Lighting Up Your Trees
Good lighting will bring attention to areas you want to accentuate and give yourself an outdoor space that you can see and enjoy at any time of day. String lights look very good draped across the lower branches of a tree, especially above a table or bench.
Spotlights placed at the base of a tree and pointed upward will draw attention to the tree’s trunk and height. Path lights can be placed around the border of the mulch bed or among your plants to accentuate your garden. Overall, creative lighting will take your landscaping to the next level.

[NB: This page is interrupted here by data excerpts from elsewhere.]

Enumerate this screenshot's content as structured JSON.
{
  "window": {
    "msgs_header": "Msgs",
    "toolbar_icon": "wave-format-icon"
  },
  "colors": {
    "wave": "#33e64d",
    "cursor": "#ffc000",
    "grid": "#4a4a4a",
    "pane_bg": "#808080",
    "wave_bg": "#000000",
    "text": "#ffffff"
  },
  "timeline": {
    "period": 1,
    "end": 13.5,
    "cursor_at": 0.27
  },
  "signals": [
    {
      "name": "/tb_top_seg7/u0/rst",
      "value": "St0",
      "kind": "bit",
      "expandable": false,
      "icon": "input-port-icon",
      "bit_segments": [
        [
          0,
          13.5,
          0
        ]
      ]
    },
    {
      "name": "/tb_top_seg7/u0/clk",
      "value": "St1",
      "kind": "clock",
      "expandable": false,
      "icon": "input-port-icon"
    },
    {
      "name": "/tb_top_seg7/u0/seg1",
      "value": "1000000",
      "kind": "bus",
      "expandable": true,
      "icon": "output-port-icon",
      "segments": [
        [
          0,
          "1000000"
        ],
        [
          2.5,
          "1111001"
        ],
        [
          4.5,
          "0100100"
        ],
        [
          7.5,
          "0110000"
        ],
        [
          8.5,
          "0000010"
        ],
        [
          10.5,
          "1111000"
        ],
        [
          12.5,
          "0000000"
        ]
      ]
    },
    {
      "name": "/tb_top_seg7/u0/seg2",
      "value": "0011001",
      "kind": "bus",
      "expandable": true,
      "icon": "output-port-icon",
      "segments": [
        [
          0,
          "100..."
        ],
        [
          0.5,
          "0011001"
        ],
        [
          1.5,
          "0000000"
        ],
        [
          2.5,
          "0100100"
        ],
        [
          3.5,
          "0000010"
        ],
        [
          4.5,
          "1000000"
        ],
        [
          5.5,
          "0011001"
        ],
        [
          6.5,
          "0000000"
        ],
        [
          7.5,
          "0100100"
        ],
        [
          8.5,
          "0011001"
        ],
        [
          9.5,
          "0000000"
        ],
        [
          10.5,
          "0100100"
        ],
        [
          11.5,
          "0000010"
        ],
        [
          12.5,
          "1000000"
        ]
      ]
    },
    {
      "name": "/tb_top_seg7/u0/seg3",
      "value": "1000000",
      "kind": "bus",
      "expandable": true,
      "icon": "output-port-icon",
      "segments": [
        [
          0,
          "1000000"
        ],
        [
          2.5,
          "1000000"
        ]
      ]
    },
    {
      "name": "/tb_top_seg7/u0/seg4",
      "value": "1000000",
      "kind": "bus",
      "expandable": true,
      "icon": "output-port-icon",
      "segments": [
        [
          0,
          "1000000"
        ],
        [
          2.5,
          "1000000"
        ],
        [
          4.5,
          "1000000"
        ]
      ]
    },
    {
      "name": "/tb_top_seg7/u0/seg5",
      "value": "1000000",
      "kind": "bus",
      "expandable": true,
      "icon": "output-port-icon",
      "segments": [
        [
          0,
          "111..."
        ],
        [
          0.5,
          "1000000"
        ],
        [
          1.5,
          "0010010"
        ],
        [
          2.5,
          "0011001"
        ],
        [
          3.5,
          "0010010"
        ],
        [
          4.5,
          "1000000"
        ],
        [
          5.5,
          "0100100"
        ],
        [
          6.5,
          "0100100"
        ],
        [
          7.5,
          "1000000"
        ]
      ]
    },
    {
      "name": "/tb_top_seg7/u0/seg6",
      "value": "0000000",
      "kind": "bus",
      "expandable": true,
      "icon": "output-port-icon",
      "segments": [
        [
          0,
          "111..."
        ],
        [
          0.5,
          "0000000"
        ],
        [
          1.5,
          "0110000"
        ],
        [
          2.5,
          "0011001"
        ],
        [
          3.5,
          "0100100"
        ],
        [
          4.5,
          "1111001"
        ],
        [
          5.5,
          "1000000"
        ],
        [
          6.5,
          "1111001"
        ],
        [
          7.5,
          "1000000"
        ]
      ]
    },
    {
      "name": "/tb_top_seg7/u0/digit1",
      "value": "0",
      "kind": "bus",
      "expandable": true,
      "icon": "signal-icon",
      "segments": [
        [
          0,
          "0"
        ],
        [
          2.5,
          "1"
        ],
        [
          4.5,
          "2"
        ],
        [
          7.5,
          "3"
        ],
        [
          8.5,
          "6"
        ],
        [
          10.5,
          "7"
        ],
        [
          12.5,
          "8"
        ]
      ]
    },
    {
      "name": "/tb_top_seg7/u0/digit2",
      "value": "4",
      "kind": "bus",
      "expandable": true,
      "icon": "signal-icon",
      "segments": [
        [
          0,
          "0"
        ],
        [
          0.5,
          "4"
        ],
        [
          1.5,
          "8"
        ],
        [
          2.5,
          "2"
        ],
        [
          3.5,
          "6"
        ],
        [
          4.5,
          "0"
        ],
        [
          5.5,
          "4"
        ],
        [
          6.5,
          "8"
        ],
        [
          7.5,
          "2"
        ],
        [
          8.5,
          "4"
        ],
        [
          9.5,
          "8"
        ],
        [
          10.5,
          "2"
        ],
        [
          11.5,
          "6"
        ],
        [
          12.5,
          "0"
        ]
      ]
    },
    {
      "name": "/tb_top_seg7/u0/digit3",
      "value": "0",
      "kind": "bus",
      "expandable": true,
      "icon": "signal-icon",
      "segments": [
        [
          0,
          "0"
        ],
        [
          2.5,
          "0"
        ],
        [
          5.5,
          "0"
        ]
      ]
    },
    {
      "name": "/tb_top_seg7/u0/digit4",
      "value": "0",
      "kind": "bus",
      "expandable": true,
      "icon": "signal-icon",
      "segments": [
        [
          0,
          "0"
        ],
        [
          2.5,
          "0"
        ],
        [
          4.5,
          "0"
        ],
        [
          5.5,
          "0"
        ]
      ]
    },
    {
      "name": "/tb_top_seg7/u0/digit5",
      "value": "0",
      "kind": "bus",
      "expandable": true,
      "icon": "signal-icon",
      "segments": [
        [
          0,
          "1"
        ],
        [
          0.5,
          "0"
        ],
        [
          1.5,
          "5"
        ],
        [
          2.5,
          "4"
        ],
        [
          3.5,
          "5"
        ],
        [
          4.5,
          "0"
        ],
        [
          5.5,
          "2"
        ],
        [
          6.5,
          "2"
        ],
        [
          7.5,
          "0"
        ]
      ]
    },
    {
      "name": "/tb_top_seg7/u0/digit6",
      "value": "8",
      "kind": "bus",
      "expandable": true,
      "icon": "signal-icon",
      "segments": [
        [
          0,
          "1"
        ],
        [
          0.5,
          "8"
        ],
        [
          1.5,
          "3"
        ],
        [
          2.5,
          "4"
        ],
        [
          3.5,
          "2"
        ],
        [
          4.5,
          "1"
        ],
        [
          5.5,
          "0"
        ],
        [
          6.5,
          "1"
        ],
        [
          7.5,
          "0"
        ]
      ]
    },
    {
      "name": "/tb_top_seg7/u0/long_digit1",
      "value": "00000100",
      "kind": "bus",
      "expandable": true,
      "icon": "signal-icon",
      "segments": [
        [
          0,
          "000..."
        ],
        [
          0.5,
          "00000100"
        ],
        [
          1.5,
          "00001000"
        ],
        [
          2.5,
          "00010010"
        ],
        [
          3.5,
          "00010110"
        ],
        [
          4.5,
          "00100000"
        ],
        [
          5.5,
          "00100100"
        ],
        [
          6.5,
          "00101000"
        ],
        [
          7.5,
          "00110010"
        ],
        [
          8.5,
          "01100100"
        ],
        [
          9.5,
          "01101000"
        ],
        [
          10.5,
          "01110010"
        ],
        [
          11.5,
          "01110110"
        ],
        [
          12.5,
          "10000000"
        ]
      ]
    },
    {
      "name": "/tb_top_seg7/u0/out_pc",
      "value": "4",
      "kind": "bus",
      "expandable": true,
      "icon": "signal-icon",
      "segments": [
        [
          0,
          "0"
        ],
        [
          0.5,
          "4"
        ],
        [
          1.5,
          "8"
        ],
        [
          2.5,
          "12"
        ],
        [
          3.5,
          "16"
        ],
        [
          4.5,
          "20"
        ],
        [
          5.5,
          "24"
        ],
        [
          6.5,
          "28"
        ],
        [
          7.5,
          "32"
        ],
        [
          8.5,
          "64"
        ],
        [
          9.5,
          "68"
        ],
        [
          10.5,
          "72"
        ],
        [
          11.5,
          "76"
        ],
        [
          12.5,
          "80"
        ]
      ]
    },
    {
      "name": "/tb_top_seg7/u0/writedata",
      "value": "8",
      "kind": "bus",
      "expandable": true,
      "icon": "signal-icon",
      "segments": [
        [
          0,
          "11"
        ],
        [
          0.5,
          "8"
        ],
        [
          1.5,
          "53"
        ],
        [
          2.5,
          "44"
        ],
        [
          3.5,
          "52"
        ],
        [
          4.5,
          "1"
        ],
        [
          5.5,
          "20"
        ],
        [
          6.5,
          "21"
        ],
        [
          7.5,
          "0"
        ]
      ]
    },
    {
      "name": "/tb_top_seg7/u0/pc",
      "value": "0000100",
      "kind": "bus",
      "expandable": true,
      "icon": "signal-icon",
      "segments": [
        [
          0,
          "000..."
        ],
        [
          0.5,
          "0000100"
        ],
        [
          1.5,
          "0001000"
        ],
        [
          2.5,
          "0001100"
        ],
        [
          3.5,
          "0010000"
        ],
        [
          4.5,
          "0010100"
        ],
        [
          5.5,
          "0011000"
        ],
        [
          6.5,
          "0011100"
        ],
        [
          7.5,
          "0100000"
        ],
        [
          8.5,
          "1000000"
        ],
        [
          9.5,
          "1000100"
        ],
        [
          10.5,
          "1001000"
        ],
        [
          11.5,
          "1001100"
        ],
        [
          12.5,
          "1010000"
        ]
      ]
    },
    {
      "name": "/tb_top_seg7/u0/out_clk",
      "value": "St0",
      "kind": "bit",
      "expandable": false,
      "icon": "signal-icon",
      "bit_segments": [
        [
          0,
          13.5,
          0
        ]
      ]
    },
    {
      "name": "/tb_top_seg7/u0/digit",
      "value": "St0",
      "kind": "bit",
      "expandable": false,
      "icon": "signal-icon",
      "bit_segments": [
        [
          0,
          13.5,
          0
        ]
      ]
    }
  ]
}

Landscaping around trees isn’t as difficult as it may seem. It’s important to take into consideration the needs of your trees. Try not to damage their roots or trunks as this can lead to your tree’s life being cut short. Establishing a mulch bed around the tree can keep the soil moist. As the mulch decays, it will release nutrients into your soil fertilizing your tree and anything else you’ve planted nearby.
Pick plants that will live happily under your trees and accent them with lighting and rocks. Be sure to make a space for yourself to enjoy the shade or your new garden, as well. Figuring out how to landscape around trees can be tricky, but keeping these principles in mind will help you plan accordingly.